The chief justice of the Mississippi Supreme Court says drug courts are the best return on investment of any state spending, having saved taxpayers $457 million over the past five years.
“This is the best thing that has happened in my lifetime and probably a lot longer,” Michael Randolph said to the Columbia Rotary Club Tuesday. “It’s working.”
He calculated the savings based on 5,475 drug court graduates over that time and the average daily expense it would have been to house them in jail. Drug courts take people who are convicted of drug-based offenses and give them an opportunity to get their lives on track while staying out of prison.
Randolph said that involves being sober for three to five years while attending weekly meetings with a judge. He said about 50 percent graduate and said that’s favorable to a 30 percent to 35 percent success rate for private addiction centers.
The human face of that effort includes 515 drug-free babies, with Randolph noting a baby born to a mother addicted to drugs costs the state on average $250,000 a year for 18 years, and 3,800 drug-court graduates arenow employed rather than being addicted to drugs.
“That’s like a Nissan plant or a Toyota plant,” Randolph said.
With the success of the programs, now Randolph is on a campaign to get a little more to expand the concept to include both mental health courts and veterans courts. He’s traveling the state to push for his budget request for an additional $4.2 million for the state’s courts.
That includes $2 million to set up 19 pilot programs for what are called invention courts, which expand the drug court concept to also include mental health and help for veterans. There would also be three new drug courts started as part of that program.

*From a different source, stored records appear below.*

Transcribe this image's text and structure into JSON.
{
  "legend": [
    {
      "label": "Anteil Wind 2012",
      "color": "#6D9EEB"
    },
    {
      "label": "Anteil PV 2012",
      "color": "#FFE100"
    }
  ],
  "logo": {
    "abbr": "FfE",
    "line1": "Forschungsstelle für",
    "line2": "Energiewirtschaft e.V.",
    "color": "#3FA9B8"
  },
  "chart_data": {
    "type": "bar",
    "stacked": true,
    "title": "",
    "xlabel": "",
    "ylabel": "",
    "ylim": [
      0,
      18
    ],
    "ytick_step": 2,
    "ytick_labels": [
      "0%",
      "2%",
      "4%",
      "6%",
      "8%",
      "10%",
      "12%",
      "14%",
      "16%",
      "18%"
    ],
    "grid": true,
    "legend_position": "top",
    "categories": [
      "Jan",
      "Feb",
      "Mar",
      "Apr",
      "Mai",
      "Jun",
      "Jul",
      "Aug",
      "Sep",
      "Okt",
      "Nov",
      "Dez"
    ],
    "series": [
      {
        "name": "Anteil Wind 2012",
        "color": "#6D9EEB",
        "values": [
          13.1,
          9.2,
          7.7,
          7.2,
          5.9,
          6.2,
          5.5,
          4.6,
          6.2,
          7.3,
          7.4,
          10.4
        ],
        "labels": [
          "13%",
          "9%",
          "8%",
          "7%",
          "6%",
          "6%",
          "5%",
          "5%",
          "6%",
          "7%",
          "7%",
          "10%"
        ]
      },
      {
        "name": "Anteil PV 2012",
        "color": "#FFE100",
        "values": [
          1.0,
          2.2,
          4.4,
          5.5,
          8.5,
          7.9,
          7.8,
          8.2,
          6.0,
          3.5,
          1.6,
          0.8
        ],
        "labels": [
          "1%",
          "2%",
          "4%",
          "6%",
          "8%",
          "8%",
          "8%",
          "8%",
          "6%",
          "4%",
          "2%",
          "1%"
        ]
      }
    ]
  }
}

Randolph is making the budget request to the Legislature because as chief justice he is the head of the state’s judicial branch of government. He took over that position Feb. 1 following the retirement of former Chief Justice Bill Waller Jr. Randolph has served on the state’s high court since 2004.
Another $2 million of his budget request would go to a pay increase for the state’s circuit and chancery judges. Randolph said they haven’t had an increase since 2012, leading to turnover just this year of 42 of the state’s 109 trial court judges.
Randolph said the Legislature included annual raises for judges in a 2012 bill at an amount to be recommended by the state personnel board, but he said that has never been implemented. He said he’s not asking to make up for any of the time that was missed but said the increase is needed going forward to get back on track and retain quality judges.
Present at Randolph’s talk included State Rep. Ken Morgan, State Sen. Angela Hill, Circuit Judges Tony Mozingo and Prentiss Harrell and Circuit Clerk Janette Nolan, all of whom have various interactions with the judicial system.
Several expressed concerns about having language added to the legislation Randolph is proposing that would waive the participation fee for drug court. Harrell said the fee is about $75 per month.
Randolph said he agreed that participants need some skin in the game and that he supports keeping the fee.